Antes de la declaración, el delegado del Gobierno en Madrid cuestionó públicamente la forma de la petición autonómica y habló de una carta insuficientemente justificada. Horas después, Interior elevó la situación. Esa secuencia deja una enseñanza poco cómoda para todos: la administración no puede permitirse sonar a ventanilla cuando el monte arde. Si falta documentación, se pide. Si la emergencia escala, se actúa. Y si se actúa tarde, la ciudadanía no distingue entre competencias; solo ve humo.
El clima como marco y la gestión como examen
El episodio coincide con el discurso de Pedro Sánchez en Guadalajara, donde visitó las zonas afectadas por el incendio de La Mierla y volvió a pedir un Pacto de Estado contra la Emergencia Climática. Moncloa sostiene que el incendio se ha convertido en el mayor de la historia de Castilla-La Mancha y recoge que el presidente habló de 22 grandes incendios en lo que va de año y de más de 100.000 hectáreas calcinadas, cuatro veces más que el año anterior por estas fechas.
El diagnóstico climático tiene base y no debería despacharse como propaganda. Olas de calor, sequía, estrés forestal y temporadas de fuego más largas obligan a pensar en prevención todo el año, no solo en fotos con casco cuando llegan las llamas. Pero también hay un punto que la derecha va a explotar con razón parcial: un pacto climático no sustituye una gestión eficaz, dispositivos suficientes, limpieza forestal, coordinación rápida y responsabilidades claras.
En otras palabras: hablar de emergencia climática no puede convertirse en coartada para disolver la gestión concreta en una nube moral. Y negar el clima tampoco apaga incendios. La política adulta tendría que poder sostener ambas ideas a la vez: hay una tendencia estructural que agrava el riesgo y hay decisiones administrativas que empeoran o mejoran la respuesta.
El riesgo de convertir el fuego en decorado
Los incendios son terreno fértil para la sobreactuación. Unos intentarán presentar cada hectárea quemada como prueba definitiva de la emergencia climática. Otros querrán reducirlo todo a negligencia del rival o a falta de desbroce, como si el calor extremo y la sequedad fueran detalles menores. Ninguna de las dos versiones sirve por sí sola a quien ha tenido que salir de casa con una bolsa y esperar noticias del pueblo.

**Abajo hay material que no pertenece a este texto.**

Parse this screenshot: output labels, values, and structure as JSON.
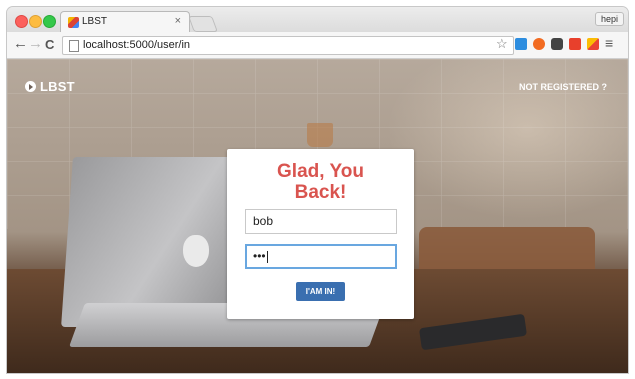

Lo exigible ahora es menos grandilocuente y más duro: mando claro, información transparente, medios suficientes, cooperación entre administraciones y una rendición de cuentas posterior que no sea un teatrillo parlamentario. Si el Estado toma el mando, debe demostrar por qué era necesario y qué aporta. Si las comunidades piden ayuda, deben explicar qué recursos tenían, qué falló y qué necesitan cambiar antes del próximo verano.

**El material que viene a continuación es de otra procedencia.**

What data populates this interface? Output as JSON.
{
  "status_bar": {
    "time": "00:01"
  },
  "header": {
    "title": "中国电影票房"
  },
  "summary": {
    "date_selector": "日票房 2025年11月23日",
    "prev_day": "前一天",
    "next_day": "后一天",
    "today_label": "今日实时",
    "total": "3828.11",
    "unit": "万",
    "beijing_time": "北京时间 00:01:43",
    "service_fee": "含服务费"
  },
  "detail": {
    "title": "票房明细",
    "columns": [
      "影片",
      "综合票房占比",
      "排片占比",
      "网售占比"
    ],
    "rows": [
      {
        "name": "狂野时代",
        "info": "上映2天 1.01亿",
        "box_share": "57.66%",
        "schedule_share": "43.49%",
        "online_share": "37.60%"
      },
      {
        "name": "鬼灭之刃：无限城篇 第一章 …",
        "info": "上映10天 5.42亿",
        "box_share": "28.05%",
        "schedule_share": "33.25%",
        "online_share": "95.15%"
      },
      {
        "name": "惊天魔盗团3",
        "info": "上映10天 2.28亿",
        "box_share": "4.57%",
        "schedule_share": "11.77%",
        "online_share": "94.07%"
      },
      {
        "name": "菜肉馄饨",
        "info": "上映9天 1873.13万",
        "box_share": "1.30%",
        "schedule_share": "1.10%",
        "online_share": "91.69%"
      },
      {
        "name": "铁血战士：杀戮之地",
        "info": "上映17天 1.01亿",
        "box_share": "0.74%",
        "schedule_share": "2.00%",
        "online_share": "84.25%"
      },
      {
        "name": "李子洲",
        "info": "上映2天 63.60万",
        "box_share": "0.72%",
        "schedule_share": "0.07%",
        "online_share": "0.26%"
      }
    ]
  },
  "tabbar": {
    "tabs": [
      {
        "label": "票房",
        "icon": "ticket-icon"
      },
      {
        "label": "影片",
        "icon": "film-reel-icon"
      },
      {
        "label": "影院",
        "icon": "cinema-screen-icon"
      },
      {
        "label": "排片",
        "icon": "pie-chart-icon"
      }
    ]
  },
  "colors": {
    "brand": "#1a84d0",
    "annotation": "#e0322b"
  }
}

La emergencia nacional puede ordenar el caos operativo. El pacto climático, si alguna vez pasa de frase a presupuesto, puede reducir riesgos futuros. Pero la ciudadanía juzgará por algo más básico: si las evacuaciones se hicieron a tiempo, si los medios llegaron, si las casas se protegieron y si, cuando baje el humo, alguien aprendió algo.